In an email to Dave Gerr,
Tim recounts:
“It has been interesting for me
to look at your [Westlawn’s] Web Site and to know that after over 70 years, the
Westlawn Institute of Marine Technology, as it is now named, is still
operating. In 1930, I enrolled as a student with the Westlawn School of Yacht
Design and gained my Diploma in Advanced Yacht Design on 15th June 1939, signed by Gerald Taylor White [co-founder of Westlawn]. It was the start of the
Second World War, and I was seconded into essential industry where I was the
Draughtsman Designer with Shipbuilders Ltd. This firm was engaged in the building
of Minesweepers and Fairmile Patrol Boats for the N.Z. Navy. Then, when the U.S.
entered the war after the attack on Pearl Harbour, we were building 114 foot
Powered Lighters for the U.S. Army and the Navy. At the age of 92, I would
probably be the oldest living past student of Westlawn.
Fairmiles that were built here in
Auckland, NZ were 112 feet in length and I think had about an 18 foot beam.

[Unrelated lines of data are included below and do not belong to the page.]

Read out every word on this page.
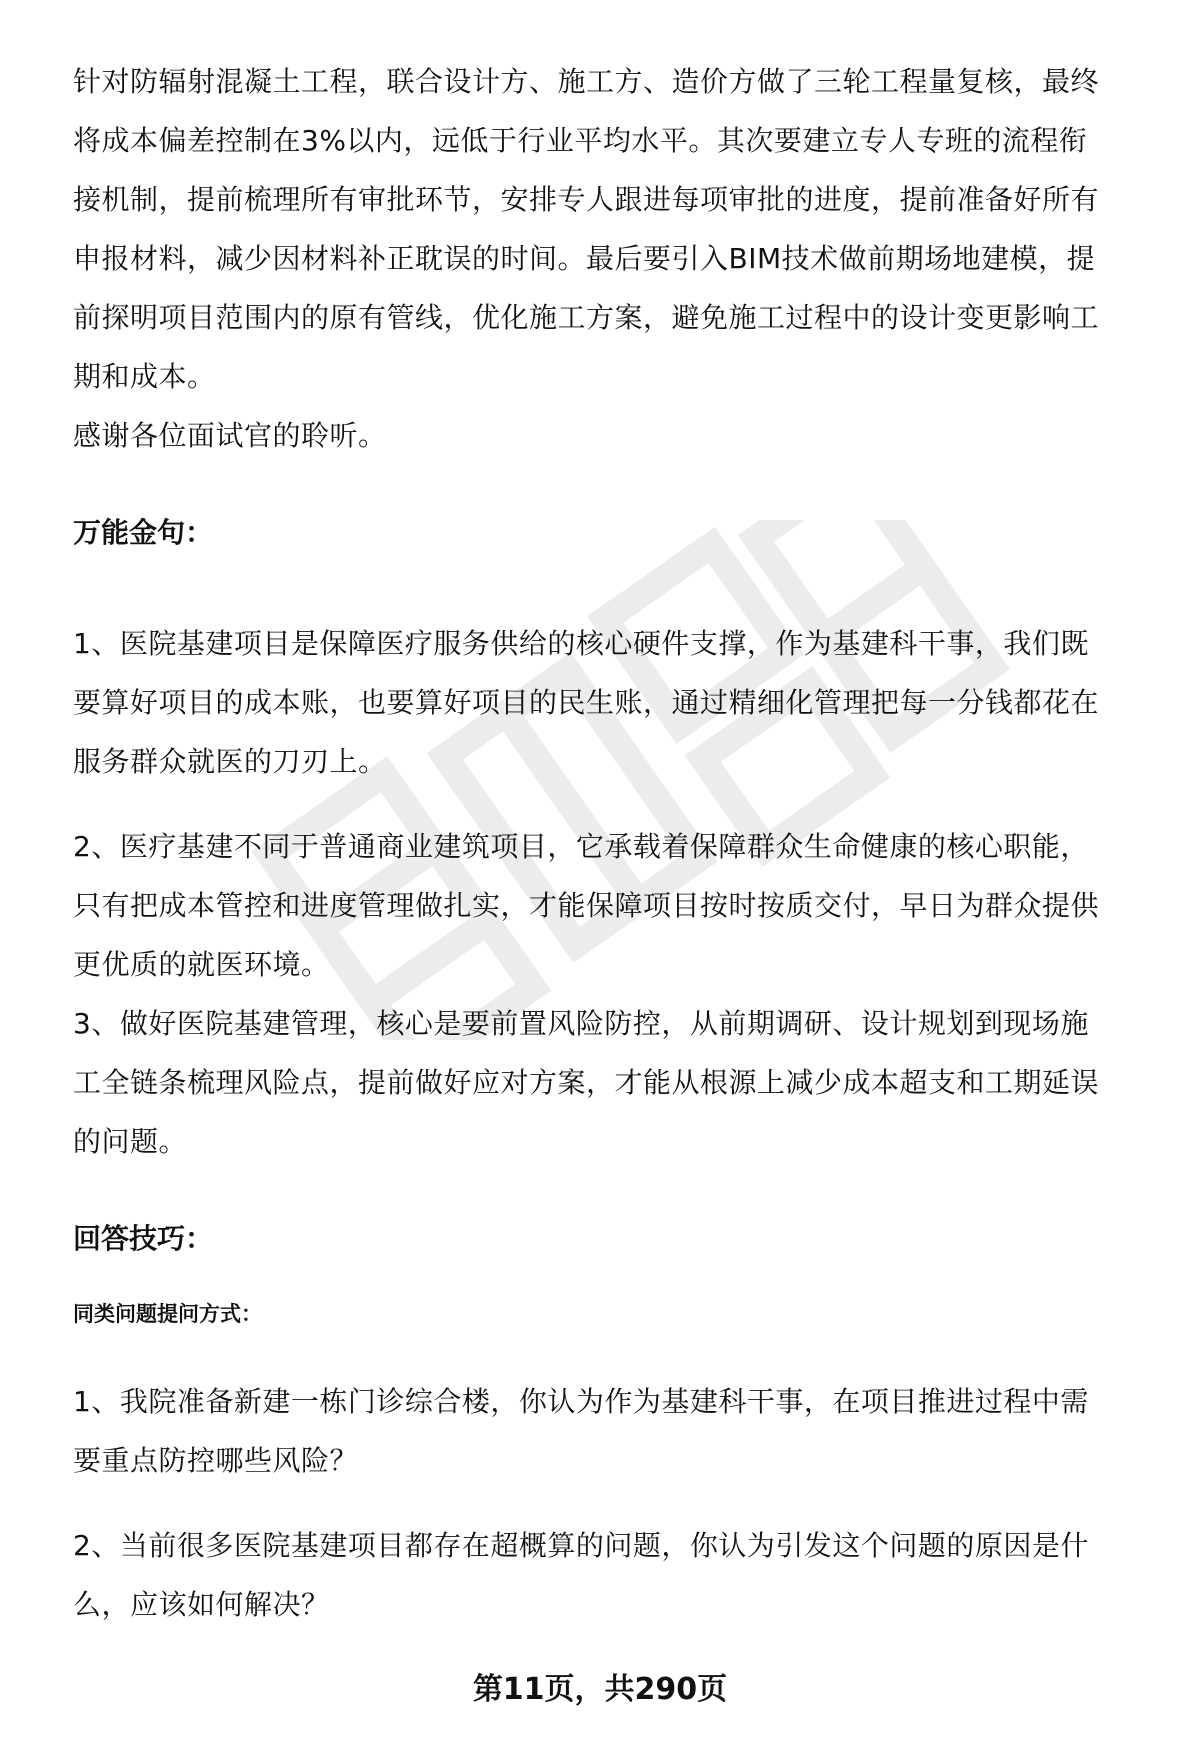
针对防辐射混凝土工程，联合设计方、施工方、造价方做了三轮工程量复核，最终

将成本偏差控制在3%以内，远低于行业平均水平。其次要建立专人专班的流程衔

接机制，提前梳理所有审批环节，安排专人跟进每项审批的进度，提前准备好所有

申报材料，减少因材料补正耽误的时间。最后要引入BIM技术做前期场地建模，提

前探明项目范围内的原有管线，优化施工方案，避免施工过程中的设计变更影响工

期和成本。

感谢各位面试官的聆听。

万能金句：

1、医院基建项目是保障医疗服务供给的核心硬件支撑，作为基建科干事，我们既

要算好项目的成本账，也要算好项目的民生账，通过精细化管理把每一分钱都花在

服务群众就医的刀刃上。

2、医疗基建不同于普通商业建筑项目，它承载着保障群众生命健康的核心职能，

只有把成本管控和进度管理做扎实，才能保障项目按时按质交付，早日为群众提供

更优质的就医环境。

3、做好医院基建管理，核心是要前置风险防控，从前期调研、设计规划到现场施

工全链条梳理风险点，提前做好应对方案，才能从根源上减少成本超支和工期延误

的问题。

回答技巧：

同类问题提问方式：

1、我院准备新建一栋门诊综合楼，你认为作为基建科干事，在项目推进过程中需

要重点防控哪些风险？

2、当前很多医院基建项目都存在超概算的问题，你认为引发这个问题的原因是什

么，应该如何解决？

第11页，共290页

There were twelve built for the NZ Navy and they were designed in Britain. The
frames were laminated and they were shipped to us from India .We built the
boats with Kauri timber, a very good native timber often used here for boat
building. The boats were powered with three 600 H.P. triple screw Hall Scott
gas engines each.”

After the war, Tim
continued his design career with his first commission of a 27 foot patrol
launch for the New Zealand Coast Guard, and then with may sailing and power
boats.

Founded in 1930, the
Westlawn Institute of Marine Technology is the only nationally accredited and
state certified distance-learning school of small-craft design in the United States.
As the not-for-profit educational affiliate of the American Boat and Yacht
Council, Westlawn’s primary function is to assure a continual source of highly
skilled designers to the marine industry.